8). Supreme Court selection. A high mark for Obama's selection of Sonia Sotomayer. As the first Hispanic member of the Court, another legacy moment was attained. An "A" for that. For his second selection of Elena Kagan, the jury is still out. Obama missed his chance to select a solidly liberal justice. He still has a majority in the Senate, so why didn't he go for it? That old mythical dilution quality of "consensus-building" and "go to the center" makes for more "C" words with average intentions. Why didn't he choose a liberal African-American man or woman to offset the conservative Clarence Thomas? Why didn't he choose a Protestant, so the Court wouldn't be, for the first time in its history, without a Protestant justice? No Protestant is counter to diversity. And, yes, religion does matter, because it represents thought and stance. With Kagan, that would mean the Court consists of six Catholics and three Jews. That's not representative of the nation.
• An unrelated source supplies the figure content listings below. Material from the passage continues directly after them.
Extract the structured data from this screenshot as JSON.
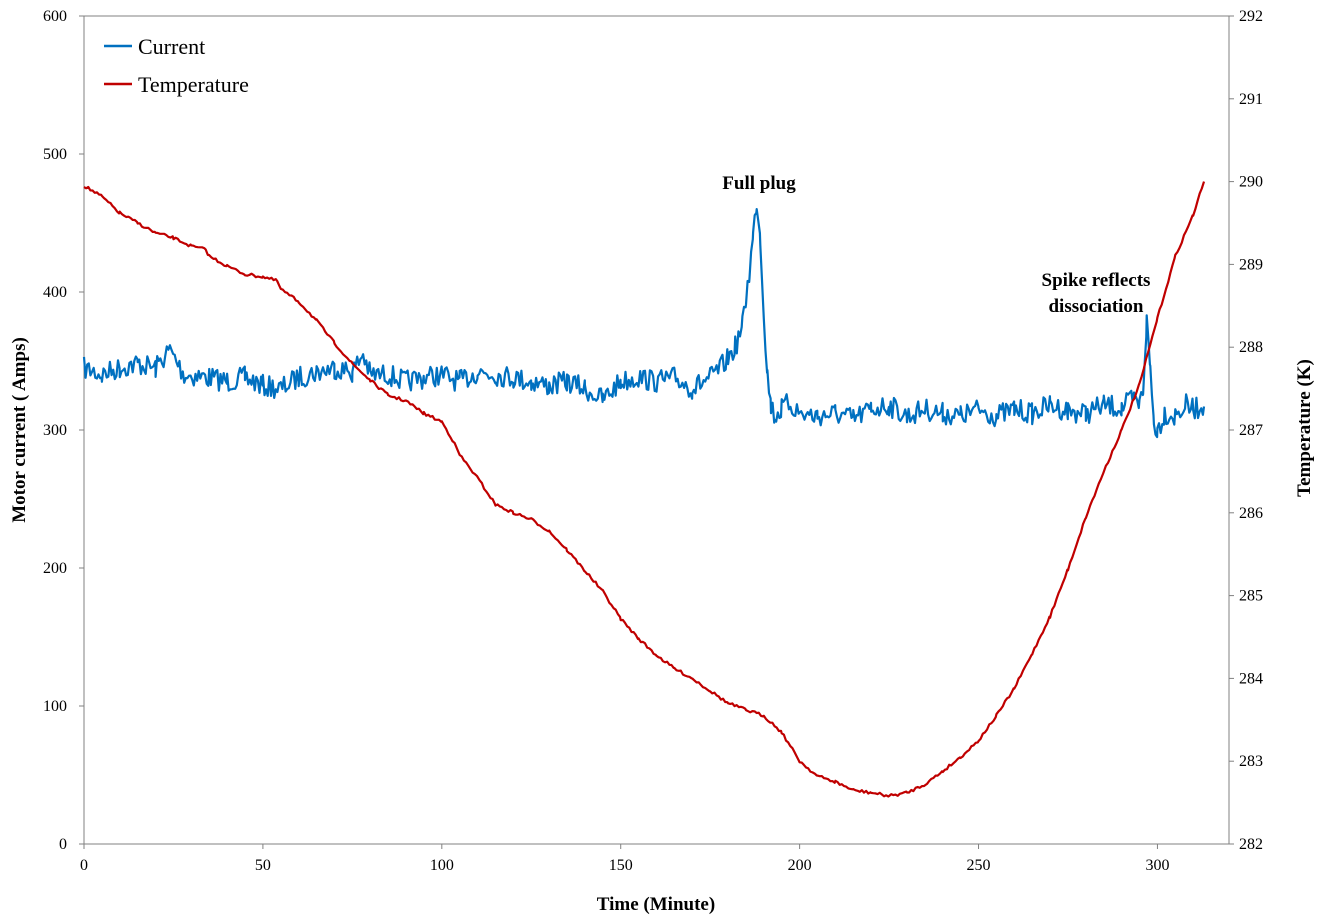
{
  "chart_data": {
    "type": "line",
    "xlabel": "Time (Minute)",
    "ylabel_left": "Motor current ( Amps)",
    "ylabel_right": "Temperature (K)",
    "xlim": [
      0,
      320
    ],
    "ylim_left": [
      0,
      600
    ],
    "ylim_right": [
      282,
      292
    ],
    "x_ticks": [
      0,
      50,
      100,
      150,
      200,
      250,
      300
    ],
    "y_left_ticks": [
      0,
      100,
      200,
      300,
      400,
      500,
      600
    ],
    "y_right_ticks": [
      282,
      283,
      284,
      285,
      286,
      287,
      288,
      289,
      290,
      291,
      292
    ],
    "grid": false,
    "legend_position": "top-left",
    "series": [
      {
        "name": "Current",
        "axis": "left",
        "color": "#0070C0",
        "x": [
          0,
          5,
          10,
          15,
          20,
          24,
          28,
          35,
          40,
          45,
          50,
          55,
          60,
          65,
          70,
          75,
          78,
          80,
          85,
          90,
          95,
          100,
          105,
          110,
          115,
          120,
          125,
          130,
          135,
          140,
          145,
          150,
          155,
          160,
          165,
          170,
          175,
          178,
          180,
          182,
          184,
          185,
          186,
          187,
          188,
          189,
          190,
          191,
          192,
          193,
          195,
          197,
          200,
          205,
          210,
          215,
          220,
          225,
          230,
          235,
          240,
          245,
          250,
          255,
          260,
          265,
          270,
          275,
          280,
          285,
          290,
          293,
          295,
          296,
          297,
          298,
          299,
          300,
          302,
          305,
          308,
          310,
          313
        ],
        "values": [
          345,
          340,
          345,
          348,
          345,
          358,
          340,
          338,
          335,
          338,
          332,
          330,
          338,
          342,
          345,
          342,
          355,
          340,
          340,
          335,
          338,
          340,
          335,
          342,
          340,
          338,
          335,
          332,
          335,
          330,
          322,
          335,
          338,
          335,
          338,
          330,
          338,
          345,
          352,
          360,
          375,
          395,
          415,
          440,
          466,
          440,
          385,
          340,
          318,
          310,
          315,
          320,
          312,
          310,
          312,
          308,
          315,
          318,
          310,
          315,
          312,
          310,
          315,
          310,
          315,
          312,
          318,
          314,
          312,
          318,
          316,
          322,
          318,
          330,
          378,
          345,
          305,
          300,
          312,
          310,
          318,
          315,
          317
        ]
      },
      {
        "name": "Temperature",
        "axis": "right",
        "color": "#C00000",
        "x": [
          0,
          5,
          10,
          15,
          20,
          25,
          30,
          34,
          35,
          40,
          45,
          50,
          54,
          55,
          60,
          65,
          70,
          75,
          80,
          85,
          90,
          95,
          100,
          103,
          105,
          110,
          115,
          120,
          125,
          130,
          135,
          140,
          145,
          150,
          155,
          160,
          165,
          170,
          175,
          180,
          185,
          190,
          195,
          200,
          205,
          210,
          215,
          220,
          225,
          230,
          235,
          240,
          245,
          250,
          255,
          260,
          265,
          270,
          275,
          280,
          285,
          290,
          295,
          300,
          305,
          310,
          313
        ],
        "values": [
          289.95,
          289.82,
          289.62,
          289.5,
          289.38,
          289.32,
          289.22,
          289.18,
          289.1,
          288.98,
          288.88,
          288.85,
          288.8,
          288.7,
          288.55,
          288.32,
          288.05,
          287.8,
          287.6,
          287.42,
          287.35,
          287.2,
          287.1,
          286.88,
          286.7,
          286.42,
          286.1,
          286.0,
          285.92,
          285.78,
          285.55,
          285.3,
          285.05,
          284.72,
          284.48,
          284.28,
          284.12,
          284.0,
          283.85,
          283.7,
          283.62,
          283.55,
          283.35,
          283.0,
          282.82,
          282.75,
          282.65,
          282.62,
          282.58,
          282.62,
          282.72,
          282.88,
          283.05,
          283.25,
          283.55,
          283.88,
          284.3,
          284.75,
          285.32,
          285.95,
          286.5,
          287.0,
          287.55,
          288.35,
          289.1,
          289.6,
          290.0
        ]
      }
    ],
    "annotations": [
      {
        "text": "Full plug"
      },
      {
        "text": "Spike reflects"
      },
      {
        "text": "dissociation"
      }
    ]
  }
}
9). Off-Shore Oil-Drilling. Oh, wow! Here's where Obama could have stayed with his environmentalist base on higher ground and oil-free water, but chose again to retreat to the center. The oil leak by British Petroleum in the Gulf of Mexico is gushing disastrously at, so far, 3.5 million gallons of oil and no end in sight. Hey, I am not a rocket scientist, but I kind of think that if there's no solution for plugging up an oil leak in the middle of an ocean, then it's probably not a good idea to drill there in the first place. The Obama administration says it is considering a reversal in its support of off-shore oil-drilling. Really? So, pelicans might mean more than campaign donations, after all. And when will the administration decide? A "C" for can't stop loving oil. (An "F" for my lack of faith now that the administration will do the right thing on this issue.)
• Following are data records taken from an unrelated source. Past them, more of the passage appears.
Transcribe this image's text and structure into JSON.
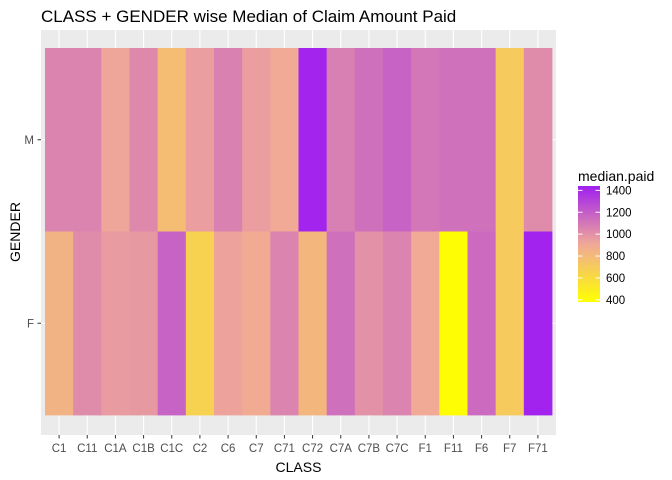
{
  "chart_data": {
    "type": "heatmap",
    "title": "CLASS + GENDER wise Median of Claim Amount Paid",
    "xlabel": "CLASS",
    "ylabel": "GENDER",
    "x": [
      "C1",
      "C11",
      "C1A",
      "C1B",
      "C1C",
      "C2",
      "C6",
      "C7",
      "C71",
      "C72",
      "C7A",
      "C7B",
      "C7C",
      "F1",
      "F11",
      "F6",
      "F7",
      "F71"
    ],
    "y": [
      "M",
      "F"
    ],
    "values": [
      [
        1050,
        1050,
        920,
        1030,
        780,
        950,
        1060,
        950,
        900,
        1420,
        1070,
        1130,
        1180,
        1100,
        1120,
        1120,
        700,
        1020
      ],
      [
        840,
        1020,
        960,
        970,
        1180,
        660,
        930,
        890,
        1050,
        820,
        1130,
        1000,
        1050,
        900,
        390,
        1150,
        700,
        1430
      ]
    ],
    "legend": {
      "title": "median.paid",
      "placement": "right",
      "ticks": [
        400,
        600,
        800,
        1000,
        1200,
        1400
      ],
      "range": [
        380,
        1440
      ]
    },
    "colors": {
      "low": "#ffff00",
      "mid": "#f0a898",
      "high": "#a020f0",
      "panel_background": "#ebebeb",
      "gridline": "#ffffff"
    },
    "grid": true
  }
}
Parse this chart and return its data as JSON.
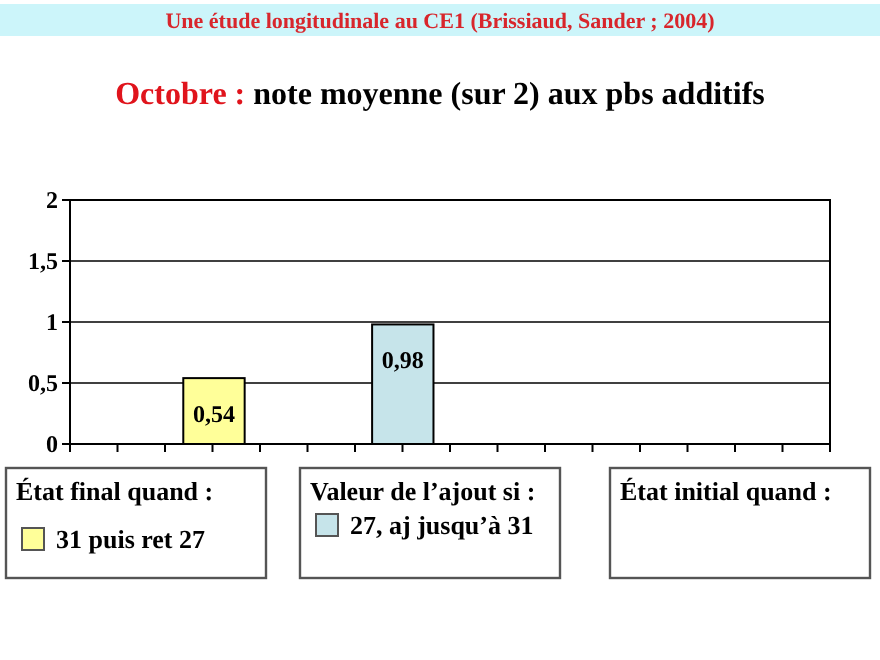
{
  "chart_data": {
    "type": "bar",
    "subtitle": "Une étude longitudinale au CE1 (Brissiaud, Sander ; 2004)",
    "title": "Octobre : note moyenne (sur 2) aux pbs additifs",
    "categories": [
      null,
      null,
      null,
      null,
      null,
      null,
      null,
      null
    ],
    "series": [
      {
        "name": "31 puis ret 27",
        "color": "#ffff99",
        "values": [
          null,
          0.54,
          null,
          null,
          null,
          null,
          null,
          null
        ],
        "value_labels": [
          null,
          "0,54",
          null,
          null,
          null,
          null,
          null,
          null
        ]
      },
      {
        "name": "27, aj  jusqu’à 31",
        "color": "#c6e4ea",
        "values": [
          null,
          null,
          null,
          0.98,
          null,
          null,
          null,
          null
        ],
        "value_labels": [
          null,
          null,
          null,
          "0,98",
          null,
          null,
          null,
          null
        ]
      }
    ],
    "annotations": [
      "État final quand :",
      "Valeur de l’ajout si :",
      "État initial quand :"
    ],
    "ylim": [
      0,
      2
    ],
    "yticks": [
      {
        "value": 0,
        "label": "0"
      },
      {
        "value": 0.5,
        "label": "0,5"
      },
      {
        "value": 1,
        "label": "1"
      },
      {
        "value": 1.5,
        "label": "1,5"
      },
      {
        "value": 2,
        "label": "2"
      }
    ],
    "grid": "y",
    "legend": "bottom"
  }
}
10). Wind energy development. The Obama administration does seem progressive on advancing alternative energy development. A "B" there, maybe a "C," because Obama also endorsed nuclear energy, which could be worse than oil-leaky catastrophic.

11). Obama probably had no choice when it came to bailing-out Wall Street after the greedy non-regulation of the Clinton and Bush years. The question is: Are the banking regulations back in place to prevent the problem from happening again? An "I" for incomplete on this grade.

12). Jobs. Probably the most important of the long-term issues on this list. The stimulus money has helped, but Obama has been too timid in job-creation ideas. FDR had a legacy of lifting people out of unemployment and economic despair. I don't think Obama has that legacy yet. Guess that means a "C" for average again.

So, what's the grade for President Obama, a year and a half into his presidency? My averaging may be off, but "C" seems like it makes sense to date. Definitely, the shine of the prospects of finally getting a liberal president who knows how to achieve progressive goals has faded.

How does Obama improve his grade? Well, he needs to stay with the views of the people (the progressives) who took him to the White House in the first place. The center is not a wise suppport mechanism for enthusiasm at the voting booth.

Monday, May 10, 2010

Leave American rights alone...

Oh, good grief! Politicians should leave the Miranda ruling and its legal requirements alone.

I heard Wolf Blitzer on CNN saying that Miranda occurred before the threat of terrorism. I guess he meant the terrorism from the Middle East of recent decades.

But there's always been some form of terroristic activity going on in America. One of the oldest terrorist groups is the Ku Klux Klan. When did presidents and politicians ever talk about taking away citizenship of the KKK members, let alone reducing their legal rights as defendants? I don't remember hearing that. And how about all the other hate groups in the nation? I don't like them at all, but prosecution of their crimes certainly can be successful without eliminating legal rights.

Once again, the nation is forced into a frenzy of fear by a bunch of goofy politicians. Leave American rights alone! We can still keep the high ground and defeat terrorists and criminals if we have good quality law enforcement.

Here are two concrete ways to reduce the threat of terrorism: 1). Solve the dispute between Israel and Palestine. 2). Stop wasting time, money, and lives on wars.